The Effects Of 4-phenylbutyric Acid On Carbon Tetrachloride-induced Acute Liver Injury In Mice

Objective To explore the effects and the molecular mechanisms of 4-phenylbutyric acid(PBA) on the basis of the previous model of acute liver injury in mice induced by carbon tetrachloride(CCl4), to study the effects of ERS to cell necrosis, apoptosis and proliferation of liver.Methods Sixty adult healthy male ICR mice were divided into control groups, PBA groups, CCl4 12 h groups, CCl4 24 h groups, CCl4 48 h groups, CCl4 72 h groups, PBA+CCl4 12 h groups, PBA+CCl4 24 h groups, PBA+CCl4 48 h groups, PBA+CCl4 72 h groups, each group of six mice. CCl4 groups and PBA+CCl4 groups mice were intraperitoneally(i.p.) injected with CCl4(300 ml/ kg). In PBA+CCl4 groups, mice were i. p. injected with PBA(400 mg/kg). All mice were killed to collect blood and liver specimens at different time after CCl4 treatment. Serum alanine aminotransferase(ALT) was detected. Histological examination was then performed using HE staining in light microscope and apoptosis was detected using terminal transferase d UTP nick end labeling(TUNEL).
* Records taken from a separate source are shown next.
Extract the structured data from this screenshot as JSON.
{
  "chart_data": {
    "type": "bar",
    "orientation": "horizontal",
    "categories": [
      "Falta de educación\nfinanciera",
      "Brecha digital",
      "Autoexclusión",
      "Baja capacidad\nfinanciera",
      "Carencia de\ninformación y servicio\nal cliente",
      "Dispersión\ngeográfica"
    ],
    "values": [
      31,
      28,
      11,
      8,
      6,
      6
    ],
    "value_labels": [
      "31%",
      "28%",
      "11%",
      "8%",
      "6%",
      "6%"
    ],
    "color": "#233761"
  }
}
The distribution of hepatic proliferating cell nuclear antigen(PCNA) was detected by immunohistochemistry. The protein expressions of hepatic glucose-regulated protein( GRP78), C/EBP homologousprotein( CHOP) phosphorylated c-Jun N-terminal kinases(p-JNK), phosphorylated eukaryotic initiation factor 2α subunit(p-e IF2α), phosphorylated serine threonine kinase(p-akt), nuclear factor –kappa B p65(NF-κB p65), PCNA were determined using Western blot.Results Serum ALT level in PBA+CCl4 groups were reduced compared with CCl4 groups in different time-point. Liver to body weight ratio of two groups have differences only at 48 h time-point(P<0.01). PBA reduced the degree of hepaticnecrosis and apoptosis caused by CCl4 in HE. Western blot results showed that PBA reduced the liver GRP78 and others endoplasmic reticulum stress related protein levels(P<0.01). Further study found that the protein levels of p-akt, NF-κB p65 and PCNA in PBA+CCl4 groups significantly decreased(P<0.01).Conclusions Endoplasmic reticulum stress inhibitor PBA could alleviate acute hepatic necrosis and apoptosis but restrain hepatic proliferation.